Im Unterschied zu Arbeitsplatzbeschreibungen enthalten Berufsprofile
- allgemeine Informationen zu Aufgaben
- Informationen zu erforderlichen Kompetenzen
- Informationen zu Arbeitsbedingungen eines bestimmten Berufsbilds.
Im Internet sind Berufsprofile zum Beispiel zu finden in der Datenbank BERUFENET der Bundesagentur für Arbeit. Kompetente Ansprechpersonen für neue Berufsbilder finden Sie auch bei den regionalen Berufsförderungswerken und Berufsförderzentren.
Berufsprofile können als Hinweise für mögliche Maßnahmen zur Teilhabe am Arbeitsleben hilfreich sein, v.a. für die folgenden Gruppen:
- Bei Rehabilitandinnen und Rehabilitanden, bei denen die Arbeitsfähigkeit in der zuletzt ausgeübten Tätigkeit oder dem Beruf nicht mehr eintritt, können Berufsprofile Anhaltspunkte für Maßnahmen beruflicher Anpassung und Weiterbildung sowie betrieblicher Qualifizierung darstellen.

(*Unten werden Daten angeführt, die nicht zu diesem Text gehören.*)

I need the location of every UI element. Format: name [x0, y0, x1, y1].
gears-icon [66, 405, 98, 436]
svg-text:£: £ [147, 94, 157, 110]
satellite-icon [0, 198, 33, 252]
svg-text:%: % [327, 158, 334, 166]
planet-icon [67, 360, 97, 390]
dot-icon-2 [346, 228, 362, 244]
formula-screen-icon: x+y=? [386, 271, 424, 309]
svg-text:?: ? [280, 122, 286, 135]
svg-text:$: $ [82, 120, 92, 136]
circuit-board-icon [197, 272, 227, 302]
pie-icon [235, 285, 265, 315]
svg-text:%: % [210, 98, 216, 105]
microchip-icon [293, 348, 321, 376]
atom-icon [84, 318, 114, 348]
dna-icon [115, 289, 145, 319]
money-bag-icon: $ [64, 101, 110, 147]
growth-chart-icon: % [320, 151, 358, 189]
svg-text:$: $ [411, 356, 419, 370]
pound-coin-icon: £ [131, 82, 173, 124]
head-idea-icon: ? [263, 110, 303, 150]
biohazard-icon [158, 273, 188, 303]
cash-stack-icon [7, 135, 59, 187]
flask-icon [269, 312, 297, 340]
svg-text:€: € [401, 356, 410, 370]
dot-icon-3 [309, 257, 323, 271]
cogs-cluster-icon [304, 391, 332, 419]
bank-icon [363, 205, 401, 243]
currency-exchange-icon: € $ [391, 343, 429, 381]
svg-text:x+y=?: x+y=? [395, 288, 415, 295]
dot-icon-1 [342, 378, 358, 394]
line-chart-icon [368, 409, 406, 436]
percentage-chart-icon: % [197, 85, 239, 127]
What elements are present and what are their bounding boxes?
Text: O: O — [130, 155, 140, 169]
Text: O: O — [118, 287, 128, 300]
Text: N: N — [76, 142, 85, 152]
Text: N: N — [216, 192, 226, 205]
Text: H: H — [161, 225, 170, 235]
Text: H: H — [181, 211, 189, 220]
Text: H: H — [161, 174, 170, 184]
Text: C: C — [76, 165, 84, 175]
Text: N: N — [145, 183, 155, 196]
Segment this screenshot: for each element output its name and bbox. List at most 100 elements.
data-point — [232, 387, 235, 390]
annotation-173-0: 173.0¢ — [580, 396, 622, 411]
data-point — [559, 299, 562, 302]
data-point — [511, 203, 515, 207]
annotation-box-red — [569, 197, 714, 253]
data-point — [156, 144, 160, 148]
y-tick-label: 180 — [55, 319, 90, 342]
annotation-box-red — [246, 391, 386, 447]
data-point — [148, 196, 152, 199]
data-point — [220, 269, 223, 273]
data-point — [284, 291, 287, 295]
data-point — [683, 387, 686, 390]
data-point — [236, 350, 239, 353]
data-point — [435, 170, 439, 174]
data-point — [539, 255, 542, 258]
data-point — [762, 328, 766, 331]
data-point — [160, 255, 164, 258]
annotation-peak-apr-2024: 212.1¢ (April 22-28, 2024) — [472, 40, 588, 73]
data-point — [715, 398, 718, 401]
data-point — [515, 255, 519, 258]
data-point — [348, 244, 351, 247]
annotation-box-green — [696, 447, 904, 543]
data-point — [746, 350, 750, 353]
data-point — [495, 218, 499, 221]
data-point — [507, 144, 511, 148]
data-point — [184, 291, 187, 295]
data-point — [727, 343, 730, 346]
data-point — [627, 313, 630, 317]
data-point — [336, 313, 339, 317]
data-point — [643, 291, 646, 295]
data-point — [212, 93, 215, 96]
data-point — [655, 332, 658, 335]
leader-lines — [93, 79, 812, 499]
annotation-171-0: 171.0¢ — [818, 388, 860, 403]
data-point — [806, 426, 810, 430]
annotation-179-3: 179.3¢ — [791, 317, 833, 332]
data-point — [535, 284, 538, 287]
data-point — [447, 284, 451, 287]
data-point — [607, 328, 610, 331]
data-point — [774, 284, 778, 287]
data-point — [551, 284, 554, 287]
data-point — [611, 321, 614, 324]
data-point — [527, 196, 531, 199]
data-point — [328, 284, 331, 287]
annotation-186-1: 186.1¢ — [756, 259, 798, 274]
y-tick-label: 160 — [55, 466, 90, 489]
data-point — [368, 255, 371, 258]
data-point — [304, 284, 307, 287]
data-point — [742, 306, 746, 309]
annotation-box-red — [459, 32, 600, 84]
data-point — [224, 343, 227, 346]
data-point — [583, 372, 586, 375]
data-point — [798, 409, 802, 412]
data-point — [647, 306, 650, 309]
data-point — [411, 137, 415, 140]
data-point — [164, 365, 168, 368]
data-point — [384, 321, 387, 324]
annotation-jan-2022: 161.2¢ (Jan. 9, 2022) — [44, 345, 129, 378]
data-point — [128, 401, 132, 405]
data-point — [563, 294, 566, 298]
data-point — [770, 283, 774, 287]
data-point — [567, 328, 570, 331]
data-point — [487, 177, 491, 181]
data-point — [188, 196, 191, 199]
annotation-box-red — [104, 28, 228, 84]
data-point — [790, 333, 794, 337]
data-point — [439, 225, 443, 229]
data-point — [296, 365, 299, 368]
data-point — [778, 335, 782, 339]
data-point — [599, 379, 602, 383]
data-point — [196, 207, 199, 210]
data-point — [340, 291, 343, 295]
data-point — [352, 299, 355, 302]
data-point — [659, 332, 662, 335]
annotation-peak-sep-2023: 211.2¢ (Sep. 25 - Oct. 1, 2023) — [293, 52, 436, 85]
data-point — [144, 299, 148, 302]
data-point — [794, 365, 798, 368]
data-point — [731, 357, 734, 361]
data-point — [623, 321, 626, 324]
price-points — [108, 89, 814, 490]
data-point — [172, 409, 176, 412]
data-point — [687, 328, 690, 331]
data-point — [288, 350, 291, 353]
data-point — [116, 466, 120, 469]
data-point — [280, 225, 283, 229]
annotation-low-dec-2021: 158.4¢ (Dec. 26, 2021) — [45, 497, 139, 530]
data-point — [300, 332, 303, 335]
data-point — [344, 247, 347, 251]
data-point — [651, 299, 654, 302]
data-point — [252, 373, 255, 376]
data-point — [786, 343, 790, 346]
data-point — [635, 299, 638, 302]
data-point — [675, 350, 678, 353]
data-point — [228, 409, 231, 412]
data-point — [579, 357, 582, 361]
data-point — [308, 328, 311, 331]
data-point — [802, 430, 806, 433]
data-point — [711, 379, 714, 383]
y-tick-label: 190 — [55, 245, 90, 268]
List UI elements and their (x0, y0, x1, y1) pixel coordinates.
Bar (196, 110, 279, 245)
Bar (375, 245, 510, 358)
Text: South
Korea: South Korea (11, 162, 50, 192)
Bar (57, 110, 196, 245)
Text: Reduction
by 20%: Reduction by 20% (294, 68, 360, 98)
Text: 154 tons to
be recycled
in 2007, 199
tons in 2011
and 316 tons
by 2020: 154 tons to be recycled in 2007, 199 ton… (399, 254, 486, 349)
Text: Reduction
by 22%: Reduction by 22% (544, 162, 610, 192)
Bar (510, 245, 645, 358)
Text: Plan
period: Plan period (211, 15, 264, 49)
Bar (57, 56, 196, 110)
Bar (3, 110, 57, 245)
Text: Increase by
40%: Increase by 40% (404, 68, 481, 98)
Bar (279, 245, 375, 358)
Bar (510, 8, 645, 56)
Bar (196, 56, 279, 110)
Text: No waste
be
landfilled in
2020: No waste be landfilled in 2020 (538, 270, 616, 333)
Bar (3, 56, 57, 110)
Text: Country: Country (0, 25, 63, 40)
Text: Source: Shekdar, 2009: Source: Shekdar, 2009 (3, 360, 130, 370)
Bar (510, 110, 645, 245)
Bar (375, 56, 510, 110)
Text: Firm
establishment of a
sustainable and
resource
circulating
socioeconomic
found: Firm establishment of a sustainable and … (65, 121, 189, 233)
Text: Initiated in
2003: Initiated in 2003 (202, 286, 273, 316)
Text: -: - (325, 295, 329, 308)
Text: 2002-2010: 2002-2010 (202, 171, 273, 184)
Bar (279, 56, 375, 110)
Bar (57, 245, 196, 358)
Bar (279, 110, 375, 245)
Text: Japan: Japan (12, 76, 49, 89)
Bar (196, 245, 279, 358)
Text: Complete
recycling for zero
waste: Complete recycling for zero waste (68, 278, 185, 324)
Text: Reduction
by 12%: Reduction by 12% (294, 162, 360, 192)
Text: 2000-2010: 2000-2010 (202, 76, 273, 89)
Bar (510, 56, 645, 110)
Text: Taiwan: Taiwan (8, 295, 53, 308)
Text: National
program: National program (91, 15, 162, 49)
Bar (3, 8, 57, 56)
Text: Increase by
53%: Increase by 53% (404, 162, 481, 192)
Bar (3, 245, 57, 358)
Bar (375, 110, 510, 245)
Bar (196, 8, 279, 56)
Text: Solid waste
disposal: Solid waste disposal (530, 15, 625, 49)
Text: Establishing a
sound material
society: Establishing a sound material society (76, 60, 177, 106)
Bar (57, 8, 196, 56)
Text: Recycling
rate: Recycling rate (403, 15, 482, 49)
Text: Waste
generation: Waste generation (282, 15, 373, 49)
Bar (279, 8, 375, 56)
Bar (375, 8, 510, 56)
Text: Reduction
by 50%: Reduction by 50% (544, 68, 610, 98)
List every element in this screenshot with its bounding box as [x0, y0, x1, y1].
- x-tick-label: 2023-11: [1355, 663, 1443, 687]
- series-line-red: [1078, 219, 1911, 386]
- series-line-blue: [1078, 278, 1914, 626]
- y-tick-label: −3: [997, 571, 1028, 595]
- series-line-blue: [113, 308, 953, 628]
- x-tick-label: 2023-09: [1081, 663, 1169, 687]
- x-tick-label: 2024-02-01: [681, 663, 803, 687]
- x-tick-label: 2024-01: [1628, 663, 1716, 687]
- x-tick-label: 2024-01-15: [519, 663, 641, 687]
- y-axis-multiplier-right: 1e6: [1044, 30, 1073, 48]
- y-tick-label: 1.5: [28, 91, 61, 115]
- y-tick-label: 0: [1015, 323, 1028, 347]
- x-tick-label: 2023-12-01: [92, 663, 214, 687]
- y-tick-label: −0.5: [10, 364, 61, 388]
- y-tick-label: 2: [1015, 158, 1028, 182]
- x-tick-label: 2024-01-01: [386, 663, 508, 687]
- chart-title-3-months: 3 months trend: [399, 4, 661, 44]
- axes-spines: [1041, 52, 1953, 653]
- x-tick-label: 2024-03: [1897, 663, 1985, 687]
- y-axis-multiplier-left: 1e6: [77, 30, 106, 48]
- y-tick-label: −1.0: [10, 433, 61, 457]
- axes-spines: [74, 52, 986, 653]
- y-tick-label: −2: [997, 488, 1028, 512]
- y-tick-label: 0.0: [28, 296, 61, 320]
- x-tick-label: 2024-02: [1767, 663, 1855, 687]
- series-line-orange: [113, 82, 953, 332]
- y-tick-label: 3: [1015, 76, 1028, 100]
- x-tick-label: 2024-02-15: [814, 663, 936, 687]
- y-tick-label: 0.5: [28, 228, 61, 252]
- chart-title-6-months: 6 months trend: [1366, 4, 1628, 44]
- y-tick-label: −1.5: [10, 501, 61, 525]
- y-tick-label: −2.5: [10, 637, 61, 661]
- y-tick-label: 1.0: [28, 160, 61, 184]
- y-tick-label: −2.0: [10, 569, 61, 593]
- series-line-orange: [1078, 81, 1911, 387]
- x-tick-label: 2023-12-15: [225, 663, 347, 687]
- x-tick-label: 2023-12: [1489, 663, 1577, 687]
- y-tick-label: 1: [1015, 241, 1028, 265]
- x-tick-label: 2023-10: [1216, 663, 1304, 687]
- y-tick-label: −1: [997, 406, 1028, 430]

- Wenn Schülerinnen und Schüler oder Auszubildende aus gesundheitlichen Gründen einen sog. leidensgerechten Ausbildungsberuf erst noch erlernen bzw. in einen wechseln müssen, können Berufsprofile der beruflichen Orientierung (beruflicher Ausbildung) dienen.
Berufsprofile können auch hilfreich sein
- für die Gestaltung klinikinterner Übungsarbeitsplätze für Rehabilitandinnen und Rehabilitanden,
- als Grundlage für ein strukturiertes Interview mit Rehabilitandinnen und Rehabilitanden zu den individuellen Anforderungen am Arbeitsplatz sowie
- als Basis für eine näherungsweise Diagnostik bei Rehabilitandinnen und Rehabilitanden ohne Arbeitsplatz (z.B. bei Arbeitslosigkeit).
In Deutschland gibt es darüber hinaus keine umfassende Datenbank zu den Charakteristika von Berufen bzw. Tätigkeiten, eine solche ist jedoch für die USA vorhanden (Occupational Information Network, O*NET; Förderer: US-Arbeitsministerium/U.S. Department of Labor). Die dort vorhandenen Angaben können ggf. in modifizierter Form als Ausgangspunkt für die Erfassung arbeitsplatz- bzw. tätigkeitsbezogener Informationen herangezogen werden.